I recently inherited a targeted sequencing project that uses inline demultiplexing to separate reads by gene. Currently, an in-house tool (written in Fortran) handles this, but it relies on hardcoded paths and a rigid folder structure, and the original developer has since left. To modernize the workflow, I’d like to migrate this step to our internal Galaxy server and update the pipeline.
However, I’ve encountered a challenge: the barcodes have variable start positions. For example:
A read belongs to Barcode 1 (ACGT) if the sequence appears at positions 2–6.
A read belongs to Barcode 2 (TCGA) if the sequence appears at positions 8–12.
I’ve tested several tools, including Je demultiplex, Cutadapt, Flexbar, and Stacks2, but none seem capable of handling this (or I haven’t configured them correctly). Most tools assume barcodes are at fixed positions, while Flexbar’s sliding-window approach risks false positives (e.g., matching “ACGT” at positions 3–7 instead of 2–6).
Question: Do you know of any Galaxy-compatible tools that can demultiplex reads based on variable barcode positions? If not, I’ll either:
Modify the existing Fortran code, or
Rewrite the logic in a modern language (e.g., Python/R).
I’d prefer to avoid reinventing the wheel if a suitable tool already exists. Any suggestions would be greatly appreciated!
What about using UMI-tools first? It supports regular expressions (if am I understanding correctly!), which I think you will need here if Cutadapt couldn’t do this correctly due to the positional requirements and Flexbar was too greedy. The existing tool making decisions about how to resolve logic around “which barcode is best” when a read could match two or more based on your match thresholds means that you don’t have to! But you’d need to test to see if you like the decision…
As this would move the barcode into the sequence descriptions, those could then be parsed out to actually split the sequences into collection folders after. How many intermediate tools doesn’t really matter, since all of this could be placed into a simple workflow.
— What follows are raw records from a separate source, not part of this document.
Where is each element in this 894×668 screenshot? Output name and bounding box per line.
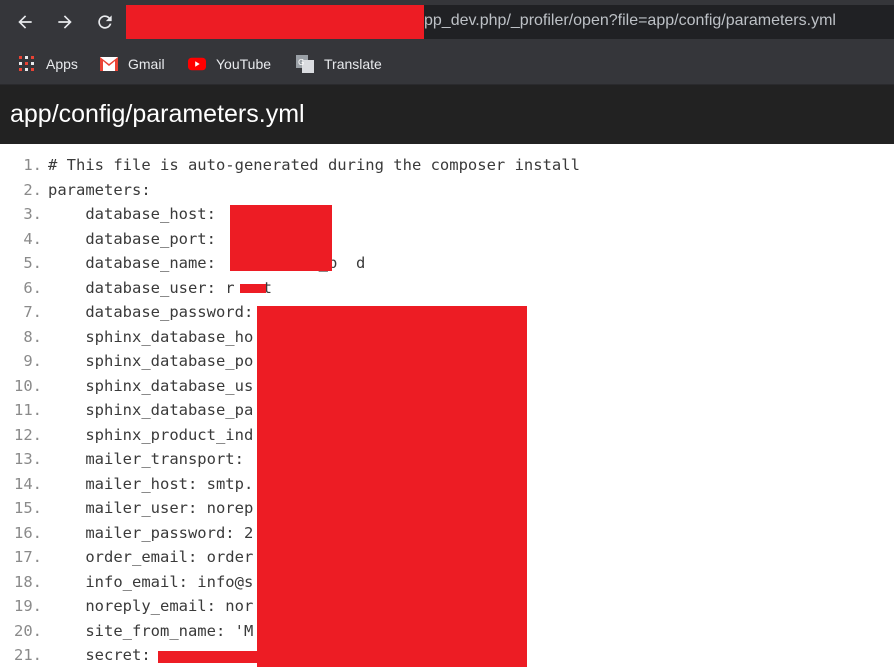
line-number: 2. — [23, 180, 42, 199]
line-text: database_host: — [48, 205, 216, 223]
line-text: # This file is auto-generated during the… — [48, 156, 580, 174]
bookmark-label: Gmail — [128, 56, 165, 72]
reload-button[interactable] — [90, 7, 120, 37]
line-number: 19. — [14, 597, 42, 615]
line-number: 1. — [23, 156, 42, 174]
line-text: database_password: — [48, 303, 254, 321]
youtube-icon — [188, 55, 206, 73]
line-number: 20. — [14, 621, 42, 640]
line-number: 17. — [14, 548, 42, 566]
forward-button[interactable] — [50, 7, 80, 37]
svg-text:G: G — [298, 58, 304, 67]
bookmark-gmail[interactable]: Gmail — [100, 52, 165, 76]
bookmarks-bar: Apps Gmail YouTube G Translate — [0, 44, 894, 85]
bookmark-translate[interactable]: G Translate — [296, 52, 382, 76]
line-number: 3. — [23, 205, 42, 223]
code-line: 2. parameters: — [0, 178, 894, 203]
line-number: 21. — [14, 646, 42, 664]
line-number: 15. — [14, 499, 42, 517]
line-text: database_user: r t — [48, 278, 272, 297]
line-text: mailer_password: 2 — [48, 523, 254, 542]
line-text: noreply_email: nor — [48, 597, 254, 615]
bookmark-youtube[interactable]: YouTube — [188, 52, 271, 76]
code-line: 1. # This file is auto-generated during t… — [0, 153, 894, 178]
line-text: mailer_transport: — [48, 450, 244, 468]
code-line: 3. database_host: — [0, 202, 894, 227]
redaction-box — [240, 284, 266, 293]
line-number: 13. — [14, 450, 42, 468]
line-number: 10. — [14, 376, 42, 395]
bookmark-label: YouTube — [216, 56, 272, 72]
address-bar[interactable]: pp_dev.php/_profiler/open?file=app/confi… — [126, 5, 894, 39]
line-text: sphinx_database_ho — [48, 327, 254, 346]
line-number: 7. — [23, 303, 42, 321]
line-text: site_from_name: 'M — [48, 621, 254, 640]
url-text: pp_dev.php/_profiler/open?file=app/confi… — [424, 12, 836, 29]
redaction-box — [158, 651, 258, 663]
reload-icon — [98, 15, 112, 29]
page-title: app/config/parameters.yml — [10, 100, 305, 128]
line-number: 6. — [23, 278, 42, 297]
redaction-box — [257, 306, 527, 667]
line-text: sphinx_database_us — [48, 376, 254, 395]
apps-grid-icon — [18, 55, 36, 73]
line-text: order_email: order — [48, 548, 254, 566]
line-text: secret: — [48, 646, 151, 664]
bookmark-label: Apps — [46, 56, 78, 72]
code-line: 4. database_port: — [0, 227, 894, 252]
line-number: 18. — [14, 572, 42, 591]
line-number: 11. — [14, 401, 42, 419]
line-number: 9. — [23, 352, 42, 370]
browser-toolbar: pp_dev.php/_profiler/open?file=app/confi… — [0, 0, 894, 44]
line-text: sphinx_database_po — [48, 352, 254, 370]
line-number: 12. — [14, 425, 42, 444]
page-header: app/config/parameters.yml — [0, 85, 894, 144]
code-line: 5. database_name: _p d — [0, 251, 894, 276]
gmail-icon — [100, 55, 118, 73]
code-line: 6. database_user: r t — [0, 276, 894, 301]
line-text: info_email: info@s — [48, 572, 254, 591]
line-text: database_port: — [48, 229, 216, 248]
translate-icon: G — [296, 55, 314, 73]
arrow-left-icon — [18, 15, 32, 29]
bookmark-label: Translate — [324, 56, 382, 72]
back-button[interactable] — [10, 7, 40, 37]
line-number: 8. — [23, 327, 42, 346]
line-number: 14. — [14, 474, 42, 493]
line-number: 5. — [23, 254, 42, 272]
redaction-box — [230, 205, 332, 271]
line-text: mailer_user: norep — [48, 499, 254, 517]
line-number: 4. — [23, 229, 42, 248]
bookmark-apps[interactable]: Apps — [18, 52, 78, 76]
redaction-box — [126, 5, 424, 39]
line-text: sphinx_database_pa — [48, 401, 254, 419]
line-text: mailer_host: smtp. — [48, 474, 254, 493]
arrow-right-icon — [58, 15, 72, 29]
line-number: 16. — [14, 523, 42, 542]
line-text: parameters: — [48, 180, 151, 199]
I’d suggest looking at the SeqKit tools to see if these will do what you need.
Another option I can think of is running through Barcode splitter multiple times – one round per barcode. Then adding in some comparison logic to resolve false positives between the runs. This means you would be making the “which is best” decision until it matches your truth set. This seems tedious.
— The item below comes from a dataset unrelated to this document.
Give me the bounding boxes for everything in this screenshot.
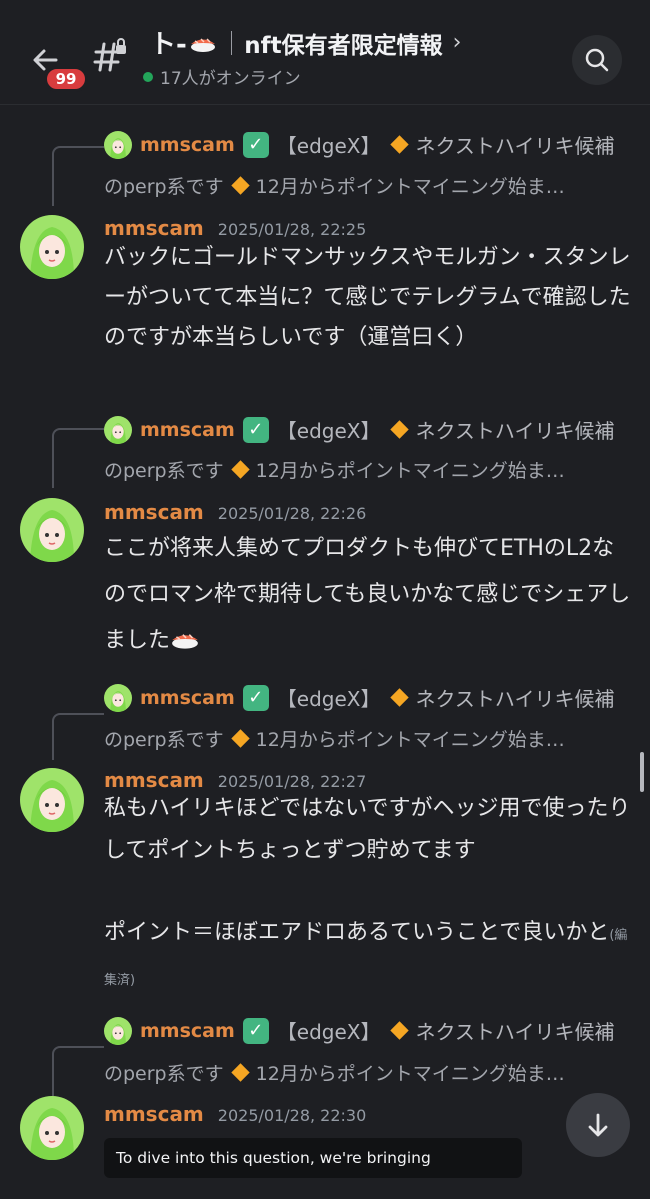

Finally, if you do decide to come up with your own hybrid tool (stand alone, or based on one of the others?), you could wrap that into a Galaxy tool. This sounds like what you were planning anyway as a fallback, and one extra step means you only need to rewrite one tool, put the Galaxy wrapper around it, then you can leverage the remainder of Galaxy’s tools and workflow engine for the full protocol and ongoing work.
Writing new or customizing existing tools is pretty common! And it is part of why we have so many tools! Someone has a goal, pulls in the new components, then everyone can use them. The Biocontainer could be used by people outside of the Galaxy ecosystem too. We have a package to help with the wrapping step plus tutorials.